Following Kazarian, the USCIS recently issued an Interim Draft Memo adopting the same two-step analysis for all EB-1A Alien of Extraordinary Ability, EB-1B Outstanding Professor/Researcher, and EB-2 Alien with Exceptional Ability petitions. Many clients have contacted our firm expressing concerns that the draft memo increases the standards for EB-1A or EB-1B. We would like to reiterate that the USCIS is NOT imposing any additional standards. The very crux of the Kazarian decision clearly states that USCIS has no authority to unilaterally impose additional standards. They must make their decisions based on the standards delineated under the Immigrant and Nationality Act and the Code of Federal Regulations. Neither the law nor the regulations have changed with respect to EB-1A or EB-1B. The only difference is how the USCIS approaches the relevant legal analysis.
Although the two-step approach is considered "new," in actuality the USCIS and AAO's analysis remains unchanged. The only difference is now some of the traditional analysis has been moved from part one to the final merits determination in part two. Those who are familiar with past AAO decisions may find that certain legal reasoning and language formerly included in the analysis of separate criteria are now moved to the section on final merits determination. For example, in prior decisions, if a petitioner/beneficiary submits evidence that she/he has served as a peer-reviewer three times, the USCIS or the AAO would have stated that the petitioner/beneficiary does not meet the criterion of judge of the work of others because three reviews would be considered as part of normal job duties and not evidence of extraordinary abilities. Now, under the two-part approach set forth in Kazarian, in part one, the USCIS or AAO would find that the petitioner/beneficiary has submitted evidence of judge of the work of others, but in part two the final merits determination, the USCIS or AAO would find that only three requests for peer-review is not convincing evidence of sustained national or international acclaim or someone who has risen to the top of the field. Thus, the common reasons for denial in prior petitions originally found in sections related to individual criteria would now be moved to the final merits determination section. Although the format of the decisions may have changed, the standards for proving extraordinary ability or outstanding professor/researcher status remain unchanged.

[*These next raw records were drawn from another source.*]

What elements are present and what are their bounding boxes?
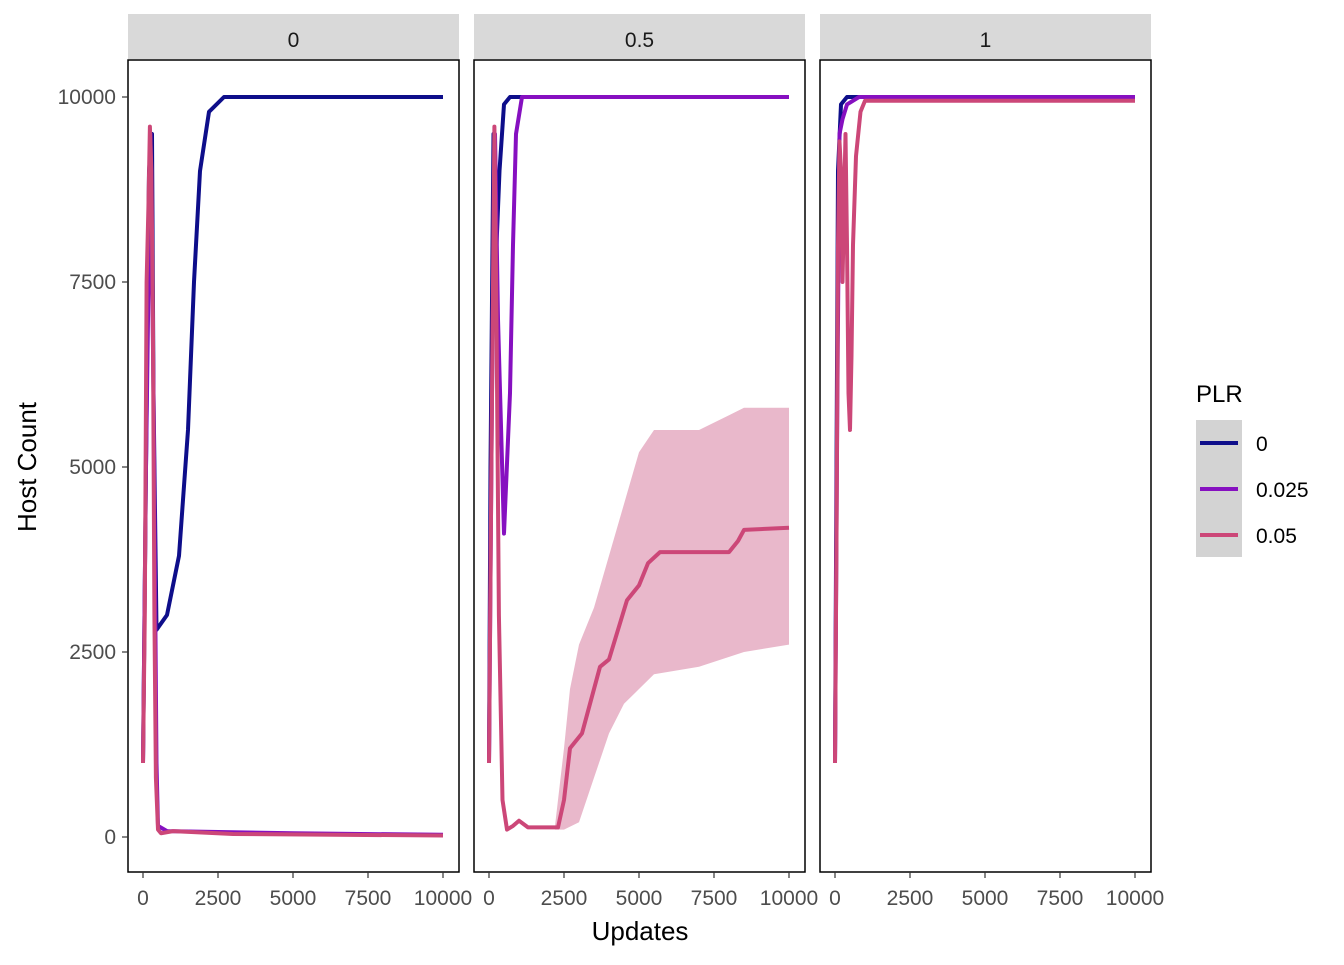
x-tick-label: 0 (829, 887, 841, 910)
legend-label: 0 (1256, 433, 1268, 456)
series-line-plr-0.05 (487, 124, 790, 832)
legend: PLR 0 0.025 0.05 (1196, 381, 1309, 557)
y-axis-title: Host Count (12, 401, 42, 532)
facet-strip (128, 14, 459, 59)
legend-title: PLR (1196, 381, 1243, 408)
facet-strip-label: 1 (980, 29, 992, 52)
plot-area (820, 60, 1151, 872)
x-axis-title: Updates (592, 916, 689, 946)
y-tick-label: 5000 (69, 456, 116, 479)
facet-panel-1: 1 0 2500 5000 7500 10000 (819, 14, 1164, 910)
x-tick-label: 0 (137, 887, 149, 910)
legend-label: 0.025 (1256, 479, 1309, 502)
facet-strip (820, 14, 1151, 59)
facet-panel-0: 0 0 2500 5000 7500 10000 0 2500 5000 7500 10000 (58, 14, 472, 910)
x-tick-label: 5000 (270, 887, 317, 910)
x-tick-label: 7500 (1037, 887, 1084, 910)
series-line-plr-0.05 (833, 98, 1135, 764)
confidence-ribbon-0.05 (555, 407, 789, 830)
facet-strip-label: 0 (288, 29, 300, 52)
y-tick-label: 0 (104, 826, 116, 849)
facet-panel-0.5: 0.5 0 2500 5000 7500 10000 (473, 14, 818, 910)
legend-label: 0.05 (1256, 525, 1297, 548)
facet-strip-label: 0.5 (625, 29, 654, 52)
y-tick-label: 10000 (58, 86, 116, 109)
y-tick-label: 2500 (69, 641, 116, 664)
x-tick-label: 2500 (887, 887, 934, 910)
x-tick-label: 0 (483, 887, 495, 910)
x-tick-label: 5000 (616, 887, 663, 910)
x-tick-label: 7500 (691, 887, 738, 910)
x-tick-label: 5000 (962, 887, 1009, 910)
x-tick-label: 2500 (541, 887, 588, 910)
x-tick-label: 10000 (414, 887, 472, 910)
x-tick-label: 7500 (345, 887, 392, 910)
y-tick-label: 7500 (69, 271, 116, 294)
x-tick-label: 10000 (1106, 887, 1164, 910)
series-line-plr-0.05 (141, 124, 444, 838)
facet-strip (474, 14, 805, 59)
x-tick-label: 10000 (760, 887, 818, 910)
plot-area (128, 60, 459, 872)
x-tick-label: 2500 (195, 887, 242, 910)
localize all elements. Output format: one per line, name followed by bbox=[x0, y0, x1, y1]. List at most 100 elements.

We also note that our firm has always employed a two-part analysis for our EB-1A and EB-1B evaluations even before Kazarian. When reviewing a potential client's credentials during the evaluation process, our attorneys always count the possible criteria first and then analyze whether the evidence in support of that criteria would support a claim of extraordinary ability or outstanding researcher. As we have already done this for our cases in the past years, we do not foresee any substantial changes in the processing of EB-1A and EB-1B petitions based on the two-part Kazarian approach or USCIS Interim Memo.